LAS VEGAS (KLAS) — First, Resorts World. Now, what’s next for the north end of the Las Vegas Strip?
For years, the “All Net” project has promised a new hotel and arena development, only to fall short. After several false starts, developers now say they are ready to get to work on a $4 billion resort.
8 News Now spoke with the man behind the project — former UNLV basketball star Jackie Robinson.
He says this time, he means it.
In October 2014, shovels started digging dirt for what would have been a Las Vegas first then — a professional sports arena on the Las Vegas Strip.
Today, plenty of pro sports are here. “All Net Arena” is not.
Former UNLV and NBA basketball player Jackie Robinson has led All Net from day one. He wants to build a hotel, arena and retail complex where Wet-n-Wild used to sit.
Over the years, plans have changed. Investors have come and gone. Promises to county commissioners were made and made again.

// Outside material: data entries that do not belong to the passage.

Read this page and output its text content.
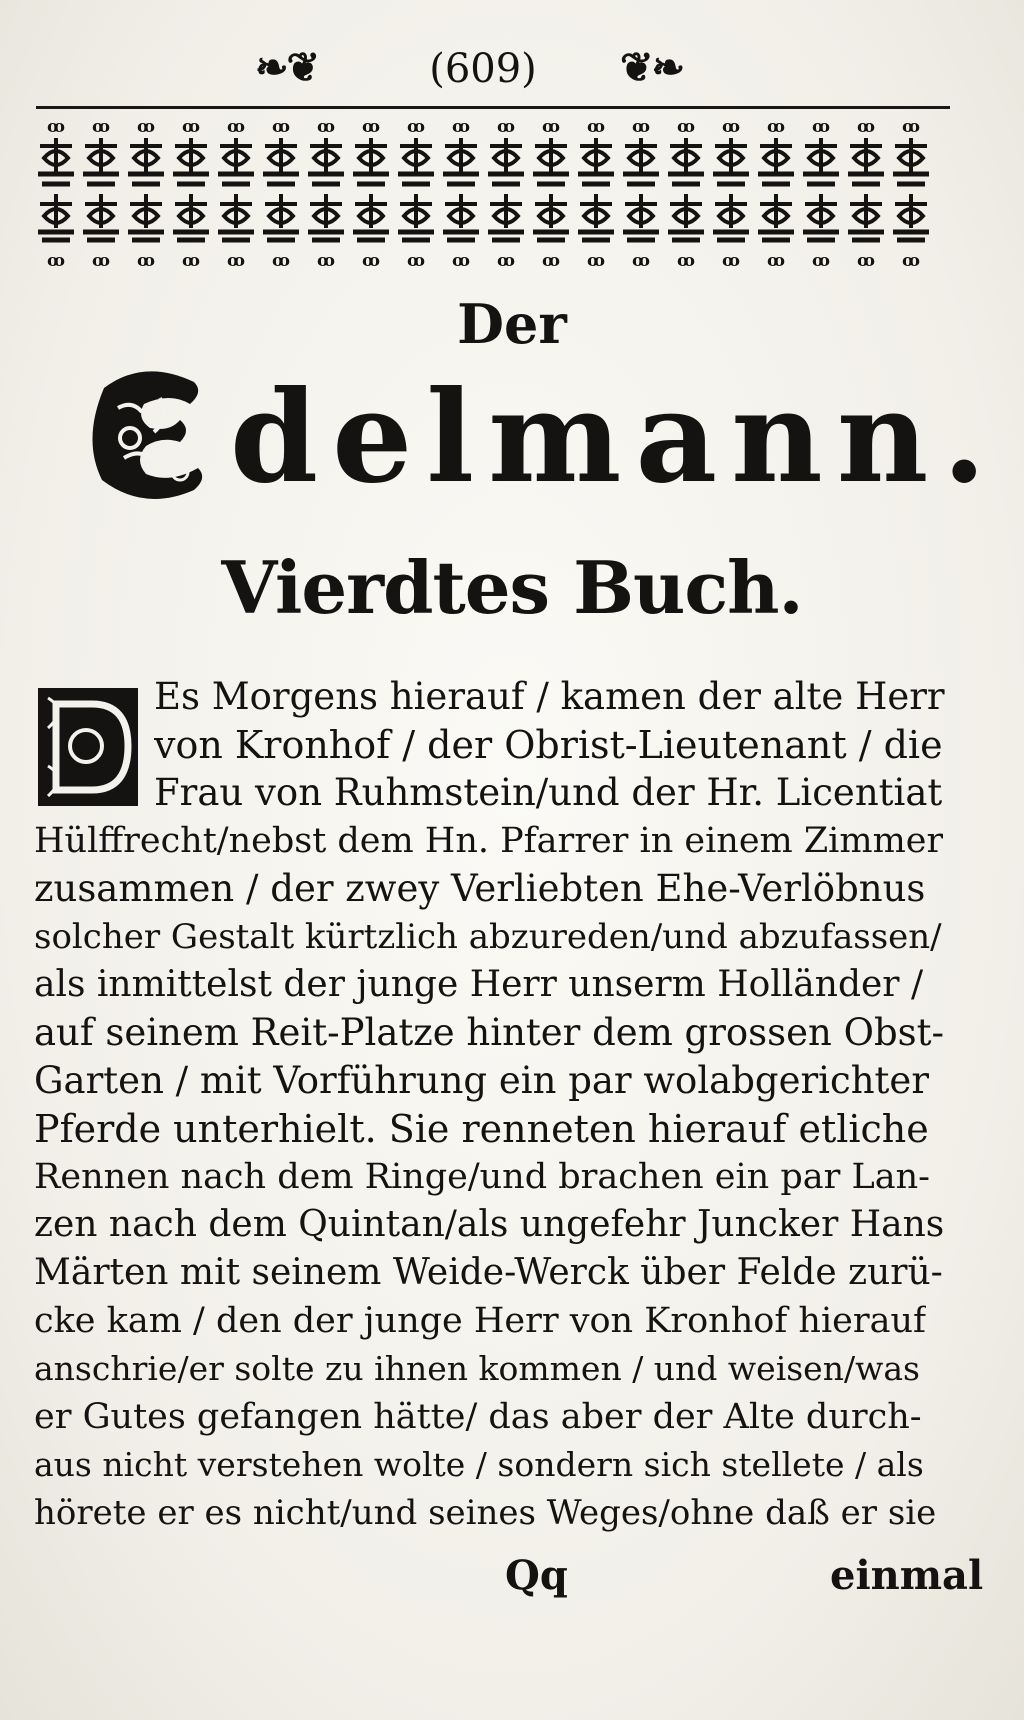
❧❦	(609) ❦❧
Der
delmann.
Vierdtes Buch.
Es Morgens hierauf / kamen der alte Herr
von Kronhof / der Obrist-Lieutenant / die
Frau von Ruhmstein/und der Hr. Licentiat
Hülffrecht/nebst dem Hn. Pfarrer in einem Zimmer
zusammen / der zwey Verliebten Ehe-Verlöbnus
solcher Gestalt kürtzlich abzureden/und abzufassen/
als inmittelst der junge Herr unserm Holländer /
auf seinem Reit-Platze hinter dem grossen Obst-
Garten / mit Vorführung ein par wolabgerichter
Pferde unterhielt. Sie renneten hierauf etliche
Rennen nach dem Ringe/und brachen ein par Lan-
zen nach dem Quintan/als ungefehr Juncker Hans
Märten mit seinem Weide-Werck über Felde zurü-
cke kam / den der junge Herr von Kronhof hierauf
anschrie/er solte zu ihnen kommen / und weisen/was
er Gutes gefangen hätte/ das aber der Alte durch-
aus nicht verstehen wolte / sondern sich stellete / als
hörete er es nicht/und seines Weges/ohne daß er sie
Qq	einmal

“You want to win,” said Robinson. “It’s not just about playing the game. I want to win.”
Today, Robinson says he is not playing anymore. Ground will break again at the All Net site in October, and he says nothing will stop it.
“That’s the key. We’re launching because we’re prepared,” Robinson said. “We’re in the right spot to move forward.”
This is the first time these new renderings have been made public.
Now, All Net’s project includes:
- 2,500-room hotel with no casino
- 3,000-seat theater
- 400,000 square feet of retail space
- Movie theaters
- Grocery store
And yes, an arena — with or without the NBA.
“Would we like to have an NBA team? Absolutely,” Robinson said. “But, would we be deterred if we don’t? No.”
This time, Robinson says financing for the $4 billion project is lined up through bonds and investors. A major player is Comcast.
“They’re a large producer of content. They own Universal. They own NBC,” Robinson said. “They manage 250 arenas around the world. They’re going to book it. They’re going to market it.”
All Net would be historic — the first minority-owned resort on the Strip.
It’s Robinson’s vision, come-to-life.
“Now, it’s the proper time that we feel we can move forward with it and not just put something up at the wrong time and just try to satisfy everybody,” Robinson said.
After several fits-and-starts, he says this time it is really going to happen.
Editor’s Note: A previous version of this story said the project will cost $3 billion. It has been corrected to show it will cost $4 billion.